The district so far has had at least 18 positive cases of COVID-19 and dozens more people sent home to quarantine. At Carrabec High School, there have been 11 cases, five of which are active. Tracy said that a handful of the earlier cases were associated with the school and occurred up to two weeks before the school year began for students Sept. 1.

Parent Jesse Frost tells the Regional School Unit 74 board Wednesday that it’s up to a parent to decide if a child should wear a mask, not the school board. Michael G. Seamans/Morning Sentinel

Parents who spoke Wednesday in favor of a mask mandate said if there’s virus transmission that forces the district to send students home to learn remotely then those children are often home alone because the parents are unable to alter their work schedules on short notice.

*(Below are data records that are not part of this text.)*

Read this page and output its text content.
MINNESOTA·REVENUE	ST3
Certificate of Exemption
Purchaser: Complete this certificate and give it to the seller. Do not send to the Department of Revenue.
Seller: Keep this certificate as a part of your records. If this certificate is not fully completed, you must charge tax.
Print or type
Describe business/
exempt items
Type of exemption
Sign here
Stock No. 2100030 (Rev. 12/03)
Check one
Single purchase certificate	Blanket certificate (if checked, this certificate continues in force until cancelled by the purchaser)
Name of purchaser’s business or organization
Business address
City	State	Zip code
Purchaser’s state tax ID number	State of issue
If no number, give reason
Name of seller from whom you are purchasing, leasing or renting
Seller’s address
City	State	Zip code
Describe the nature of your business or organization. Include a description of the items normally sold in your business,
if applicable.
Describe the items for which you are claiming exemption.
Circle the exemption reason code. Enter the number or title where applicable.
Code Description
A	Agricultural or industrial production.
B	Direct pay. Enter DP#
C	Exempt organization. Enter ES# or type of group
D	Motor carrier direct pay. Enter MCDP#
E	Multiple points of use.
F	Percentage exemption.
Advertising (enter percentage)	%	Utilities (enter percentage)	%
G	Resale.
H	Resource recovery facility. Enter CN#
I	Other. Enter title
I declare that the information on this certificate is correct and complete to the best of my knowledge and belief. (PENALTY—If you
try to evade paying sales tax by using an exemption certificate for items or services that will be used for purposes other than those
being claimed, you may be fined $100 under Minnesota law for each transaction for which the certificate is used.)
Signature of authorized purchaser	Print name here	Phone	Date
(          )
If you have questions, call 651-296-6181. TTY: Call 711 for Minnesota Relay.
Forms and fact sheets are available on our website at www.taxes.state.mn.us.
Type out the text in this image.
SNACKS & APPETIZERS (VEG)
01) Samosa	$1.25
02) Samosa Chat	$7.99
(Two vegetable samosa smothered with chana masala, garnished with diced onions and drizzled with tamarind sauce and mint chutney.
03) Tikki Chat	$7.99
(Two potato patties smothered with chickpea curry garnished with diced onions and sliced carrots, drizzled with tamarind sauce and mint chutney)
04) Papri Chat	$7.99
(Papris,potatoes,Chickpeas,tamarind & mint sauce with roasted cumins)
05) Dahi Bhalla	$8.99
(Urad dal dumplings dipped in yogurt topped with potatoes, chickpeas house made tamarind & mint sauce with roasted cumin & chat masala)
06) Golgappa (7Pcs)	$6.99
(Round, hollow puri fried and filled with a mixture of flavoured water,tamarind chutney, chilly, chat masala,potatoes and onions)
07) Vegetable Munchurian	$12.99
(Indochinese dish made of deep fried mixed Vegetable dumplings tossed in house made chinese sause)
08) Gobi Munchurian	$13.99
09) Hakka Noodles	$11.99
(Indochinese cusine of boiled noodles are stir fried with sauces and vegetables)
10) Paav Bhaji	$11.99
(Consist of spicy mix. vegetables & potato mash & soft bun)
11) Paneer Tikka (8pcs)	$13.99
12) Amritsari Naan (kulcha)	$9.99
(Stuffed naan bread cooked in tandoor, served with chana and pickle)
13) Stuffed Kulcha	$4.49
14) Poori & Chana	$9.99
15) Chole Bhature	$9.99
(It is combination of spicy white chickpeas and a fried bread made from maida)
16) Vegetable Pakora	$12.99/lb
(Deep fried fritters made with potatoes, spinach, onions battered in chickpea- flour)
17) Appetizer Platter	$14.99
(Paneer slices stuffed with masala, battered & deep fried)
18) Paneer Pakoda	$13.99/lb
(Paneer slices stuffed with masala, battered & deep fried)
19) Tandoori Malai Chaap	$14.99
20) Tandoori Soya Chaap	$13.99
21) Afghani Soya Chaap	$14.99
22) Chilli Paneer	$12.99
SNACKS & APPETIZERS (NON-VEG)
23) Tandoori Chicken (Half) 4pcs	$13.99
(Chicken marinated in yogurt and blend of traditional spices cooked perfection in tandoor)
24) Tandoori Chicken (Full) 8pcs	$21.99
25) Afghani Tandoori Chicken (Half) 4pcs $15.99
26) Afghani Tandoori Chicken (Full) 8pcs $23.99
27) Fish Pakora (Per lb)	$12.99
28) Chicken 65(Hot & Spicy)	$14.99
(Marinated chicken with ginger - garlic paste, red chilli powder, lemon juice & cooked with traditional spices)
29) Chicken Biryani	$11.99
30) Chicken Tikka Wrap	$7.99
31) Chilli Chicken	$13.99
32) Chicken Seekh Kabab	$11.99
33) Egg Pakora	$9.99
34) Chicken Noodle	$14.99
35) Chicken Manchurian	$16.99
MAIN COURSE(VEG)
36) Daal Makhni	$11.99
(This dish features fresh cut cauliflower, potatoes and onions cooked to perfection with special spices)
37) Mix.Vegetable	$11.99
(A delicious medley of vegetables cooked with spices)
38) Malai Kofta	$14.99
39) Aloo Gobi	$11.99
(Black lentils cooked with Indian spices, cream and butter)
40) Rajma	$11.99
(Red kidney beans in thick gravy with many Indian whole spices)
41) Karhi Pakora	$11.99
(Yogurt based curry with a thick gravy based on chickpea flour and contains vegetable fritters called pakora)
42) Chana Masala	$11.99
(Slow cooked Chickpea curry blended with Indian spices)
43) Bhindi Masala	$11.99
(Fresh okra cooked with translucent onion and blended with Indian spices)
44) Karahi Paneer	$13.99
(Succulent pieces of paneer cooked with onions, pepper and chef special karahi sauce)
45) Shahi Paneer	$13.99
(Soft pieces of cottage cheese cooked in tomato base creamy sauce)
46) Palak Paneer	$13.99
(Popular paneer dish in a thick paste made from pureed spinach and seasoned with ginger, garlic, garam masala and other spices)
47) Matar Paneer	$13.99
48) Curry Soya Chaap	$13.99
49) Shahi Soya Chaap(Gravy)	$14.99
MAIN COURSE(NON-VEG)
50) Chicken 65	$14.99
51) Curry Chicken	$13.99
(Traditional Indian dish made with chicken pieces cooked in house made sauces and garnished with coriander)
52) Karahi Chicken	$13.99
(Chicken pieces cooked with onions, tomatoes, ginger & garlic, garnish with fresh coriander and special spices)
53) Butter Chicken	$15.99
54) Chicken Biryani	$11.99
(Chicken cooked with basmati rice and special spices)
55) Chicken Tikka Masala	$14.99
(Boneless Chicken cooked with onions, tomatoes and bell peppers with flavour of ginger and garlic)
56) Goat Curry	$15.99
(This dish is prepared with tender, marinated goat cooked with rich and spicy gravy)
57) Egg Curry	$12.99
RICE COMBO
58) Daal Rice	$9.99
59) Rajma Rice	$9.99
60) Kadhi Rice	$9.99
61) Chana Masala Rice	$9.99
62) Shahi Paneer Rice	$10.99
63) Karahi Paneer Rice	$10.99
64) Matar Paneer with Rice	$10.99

At nearby Maine School Administrative District 59 in Madison, officials decided to shift to remote learning after an increase in COVID-19 cases in the community contributed to staffing shortages at districts schools. Madison has also opted for an optional masking policy, though the matter is scheduled for discussion at Monday’s school board meeting.

At Skowhegan-based MSAD 54, the district has documented 17 positive cases as of Wednesday. An outbreak investigation was opened by the Maine Center for Disease Control & Prevention on Tuesday at Bloomfield Elementary School, but the building remains open for instruction.

This district has had a mask mandate in place for students and staff.